One day, in a small coffeehouse, a customer angrily accuses his waitress of using jampi witchcraft on him. The quarrel degenerates, a handsome bandit intervenes, dishes fly, daggers are pulled. In the aftermath, the waitress, Guet Imm, gets fired from her job and tracks down the bandit’s gang in their camp outside of town, and somehow convinces the bandits’ leader to let her join their group, promising help with cooking and cleaning. Guet Imm is a former nun with a shaved head from a burnt-out tokong. She’s not much of a cook … in fact, she can’t cook at all, nor will she sleep with the men (it would require a cleansing sacrifice to her goddess, in the form of chopping off their dicks). She does, however, manage to “part the men from their filthy clothes and launder them, in the teeth of the men’s appalled resistance.”
After a somewhat rocky start, Guet Imm becomes friends with one of the bandits, Tet Sang, who is the right-hand man of the handsome leader of the bandits. But trouble is brewing, and it has to do with something secret that the roving bandits are planning to sell, as well as personal secrets that some of the characters are keeping.
The Order of the Pure Moon Reflected in Water is set in the pre-industrial era, in a period called the Protectorate, in an mythical Asian country that, according to Cho’s website, “draws on both the semi-mythic China of wuxia and the Malaya of the Emergency.” Zen Cho, a Chinese Malaysian author, frequently uses Malay names and words in this novella, like tokong (a Malay temple), jampi (incantation or spell) and pahala (reward). Though the setting is a mix of cultures, it feels cohesive and organic to the plot.
The story focuses on Guet Imm and Tet Sang. While Tet Sang may be concealing the bigger secrets, Guet Imm is, I think, the heart of the tale. She combines wide-eyed earnestness with a sarcastic sense of humor, and a serene and profound faith in her deity with a canny understanding of human nature. Cho’s dryly humorous prose lends itself well to the affectionate bickering between the characters.

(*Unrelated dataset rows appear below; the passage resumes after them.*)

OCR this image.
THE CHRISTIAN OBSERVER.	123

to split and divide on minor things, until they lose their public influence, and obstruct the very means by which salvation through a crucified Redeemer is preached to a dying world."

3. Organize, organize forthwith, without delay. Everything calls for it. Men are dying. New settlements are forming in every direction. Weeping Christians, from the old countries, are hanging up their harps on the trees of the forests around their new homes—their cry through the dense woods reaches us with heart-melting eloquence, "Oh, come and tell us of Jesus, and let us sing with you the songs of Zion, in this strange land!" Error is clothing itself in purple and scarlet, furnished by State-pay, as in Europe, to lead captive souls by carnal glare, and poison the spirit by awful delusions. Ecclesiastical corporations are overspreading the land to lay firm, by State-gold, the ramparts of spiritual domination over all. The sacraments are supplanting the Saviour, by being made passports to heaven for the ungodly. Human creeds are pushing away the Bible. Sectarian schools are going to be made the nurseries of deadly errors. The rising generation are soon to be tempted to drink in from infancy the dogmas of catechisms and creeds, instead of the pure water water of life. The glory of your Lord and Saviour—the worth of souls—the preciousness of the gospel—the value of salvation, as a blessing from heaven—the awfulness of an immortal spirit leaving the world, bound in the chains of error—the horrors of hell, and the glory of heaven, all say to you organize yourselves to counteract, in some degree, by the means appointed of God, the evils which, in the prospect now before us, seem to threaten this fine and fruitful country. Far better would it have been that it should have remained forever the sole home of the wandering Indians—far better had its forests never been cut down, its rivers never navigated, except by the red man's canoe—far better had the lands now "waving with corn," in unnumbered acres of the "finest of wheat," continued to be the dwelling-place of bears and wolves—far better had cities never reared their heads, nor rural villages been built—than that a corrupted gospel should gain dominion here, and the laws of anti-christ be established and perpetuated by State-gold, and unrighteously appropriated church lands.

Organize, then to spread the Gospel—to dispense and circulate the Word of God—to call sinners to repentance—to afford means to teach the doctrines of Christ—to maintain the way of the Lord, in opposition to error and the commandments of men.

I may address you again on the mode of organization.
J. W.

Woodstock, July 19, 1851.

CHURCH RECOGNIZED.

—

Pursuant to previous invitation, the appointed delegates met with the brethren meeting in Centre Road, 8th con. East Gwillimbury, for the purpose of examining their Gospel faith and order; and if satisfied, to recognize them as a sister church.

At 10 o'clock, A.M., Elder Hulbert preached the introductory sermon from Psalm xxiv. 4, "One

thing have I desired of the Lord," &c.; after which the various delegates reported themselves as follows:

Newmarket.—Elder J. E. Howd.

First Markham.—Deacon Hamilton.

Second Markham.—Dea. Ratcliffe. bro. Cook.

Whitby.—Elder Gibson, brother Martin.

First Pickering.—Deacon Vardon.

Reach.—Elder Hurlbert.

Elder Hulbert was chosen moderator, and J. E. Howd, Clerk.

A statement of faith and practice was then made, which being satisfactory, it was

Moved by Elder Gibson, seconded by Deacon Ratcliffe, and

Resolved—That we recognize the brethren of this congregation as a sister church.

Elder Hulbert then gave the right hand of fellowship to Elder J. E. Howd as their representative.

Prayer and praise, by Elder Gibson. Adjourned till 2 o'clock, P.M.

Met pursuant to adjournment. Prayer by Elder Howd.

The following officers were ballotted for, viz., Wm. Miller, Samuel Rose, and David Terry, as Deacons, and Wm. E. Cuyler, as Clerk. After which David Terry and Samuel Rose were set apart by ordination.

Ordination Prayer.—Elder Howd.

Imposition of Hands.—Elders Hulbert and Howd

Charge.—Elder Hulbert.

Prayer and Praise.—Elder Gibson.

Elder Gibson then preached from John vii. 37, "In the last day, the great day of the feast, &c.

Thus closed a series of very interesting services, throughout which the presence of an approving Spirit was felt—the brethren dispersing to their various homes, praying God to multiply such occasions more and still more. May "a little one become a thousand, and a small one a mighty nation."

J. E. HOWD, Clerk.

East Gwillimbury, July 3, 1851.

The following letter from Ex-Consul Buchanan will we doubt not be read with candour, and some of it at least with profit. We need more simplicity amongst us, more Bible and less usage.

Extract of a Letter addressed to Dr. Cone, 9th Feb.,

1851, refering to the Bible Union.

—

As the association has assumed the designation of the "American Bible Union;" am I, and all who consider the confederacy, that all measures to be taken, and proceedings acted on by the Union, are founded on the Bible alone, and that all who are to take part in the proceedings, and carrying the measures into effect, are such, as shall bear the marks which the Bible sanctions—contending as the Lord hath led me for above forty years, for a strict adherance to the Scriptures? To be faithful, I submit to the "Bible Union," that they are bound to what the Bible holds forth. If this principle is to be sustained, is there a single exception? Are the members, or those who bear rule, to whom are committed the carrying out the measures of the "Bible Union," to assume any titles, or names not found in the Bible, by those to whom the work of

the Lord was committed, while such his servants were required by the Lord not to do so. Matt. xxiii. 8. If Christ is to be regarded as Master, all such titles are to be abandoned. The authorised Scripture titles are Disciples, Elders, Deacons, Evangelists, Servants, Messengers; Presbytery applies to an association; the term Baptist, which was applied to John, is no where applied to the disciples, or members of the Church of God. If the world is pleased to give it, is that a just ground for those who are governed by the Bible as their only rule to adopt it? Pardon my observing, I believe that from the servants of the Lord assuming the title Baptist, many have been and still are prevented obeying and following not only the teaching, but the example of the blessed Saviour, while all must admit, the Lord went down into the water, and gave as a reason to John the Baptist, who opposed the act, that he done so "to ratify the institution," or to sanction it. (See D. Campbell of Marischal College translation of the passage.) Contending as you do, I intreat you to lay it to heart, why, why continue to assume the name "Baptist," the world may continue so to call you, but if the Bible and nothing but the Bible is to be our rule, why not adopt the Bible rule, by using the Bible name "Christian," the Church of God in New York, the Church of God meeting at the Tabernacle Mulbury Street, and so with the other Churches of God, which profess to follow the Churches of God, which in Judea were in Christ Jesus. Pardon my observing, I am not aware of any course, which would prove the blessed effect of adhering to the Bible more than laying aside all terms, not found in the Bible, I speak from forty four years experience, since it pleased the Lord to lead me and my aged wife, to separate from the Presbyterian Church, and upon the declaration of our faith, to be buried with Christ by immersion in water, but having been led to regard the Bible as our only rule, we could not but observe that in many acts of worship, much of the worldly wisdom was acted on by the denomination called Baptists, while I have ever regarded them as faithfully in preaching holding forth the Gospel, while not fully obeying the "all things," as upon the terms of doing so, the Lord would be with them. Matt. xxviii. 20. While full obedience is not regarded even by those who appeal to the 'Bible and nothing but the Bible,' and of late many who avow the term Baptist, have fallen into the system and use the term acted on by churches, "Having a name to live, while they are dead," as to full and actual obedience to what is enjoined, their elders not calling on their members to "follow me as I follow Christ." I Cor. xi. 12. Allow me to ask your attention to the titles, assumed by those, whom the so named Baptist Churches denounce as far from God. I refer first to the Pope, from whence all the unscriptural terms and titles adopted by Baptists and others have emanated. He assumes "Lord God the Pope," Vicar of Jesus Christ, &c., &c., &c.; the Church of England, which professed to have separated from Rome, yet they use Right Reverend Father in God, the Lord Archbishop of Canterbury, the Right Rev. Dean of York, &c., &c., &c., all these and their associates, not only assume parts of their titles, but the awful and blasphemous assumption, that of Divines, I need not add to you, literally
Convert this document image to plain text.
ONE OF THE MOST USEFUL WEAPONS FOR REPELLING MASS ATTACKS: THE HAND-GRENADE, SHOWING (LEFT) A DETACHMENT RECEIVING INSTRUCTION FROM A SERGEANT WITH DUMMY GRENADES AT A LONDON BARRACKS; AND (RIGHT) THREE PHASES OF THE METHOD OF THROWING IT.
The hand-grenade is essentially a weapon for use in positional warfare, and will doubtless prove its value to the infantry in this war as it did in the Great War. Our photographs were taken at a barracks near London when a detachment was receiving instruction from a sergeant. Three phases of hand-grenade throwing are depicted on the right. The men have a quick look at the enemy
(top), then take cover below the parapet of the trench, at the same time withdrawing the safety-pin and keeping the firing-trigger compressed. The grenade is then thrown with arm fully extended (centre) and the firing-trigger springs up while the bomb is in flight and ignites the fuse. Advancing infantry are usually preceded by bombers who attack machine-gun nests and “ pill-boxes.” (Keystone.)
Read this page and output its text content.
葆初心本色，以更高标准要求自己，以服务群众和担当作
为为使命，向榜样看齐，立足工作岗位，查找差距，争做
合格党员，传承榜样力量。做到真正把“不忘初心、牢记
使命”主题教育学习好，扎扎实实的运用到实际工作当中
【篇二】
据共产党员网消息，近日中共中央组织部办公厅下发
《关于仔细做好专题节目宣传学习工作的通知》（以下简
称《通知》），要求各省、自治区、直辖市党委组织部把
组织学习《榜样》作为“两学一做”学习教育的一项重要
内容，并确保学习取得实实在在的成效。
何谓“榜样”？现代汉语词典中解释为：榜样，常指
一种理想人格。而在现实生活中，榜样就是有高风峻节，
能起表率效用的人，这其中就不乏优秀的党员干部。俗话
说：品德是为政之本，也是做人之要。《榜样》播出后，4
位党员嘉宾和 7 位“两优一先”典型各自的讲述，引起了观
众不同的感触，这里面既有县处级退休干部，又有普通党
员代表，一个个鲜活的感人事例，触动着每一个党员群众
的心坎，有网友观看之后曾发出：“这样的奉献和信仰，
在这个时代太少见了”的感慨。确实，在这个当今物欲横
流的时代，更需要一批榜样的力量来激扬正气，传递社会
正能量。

The Order of the Pure Moon Reflected in Water is a pleasant read, more understated and tranquil than one might expect from a story about a group of bandits and stolen treasure that’s set in the midst of political turmoil. It’s more about interpersonal relationships and finding oneself and one’s family, than heart-pounding adventure and martial arts fighting, although there’s some of that as well. Zen Cho knows both wuxia traditions and Asian history and culture, and that shines through. I’d recommend it if you’re a fan of either wuxia or queer fantasy.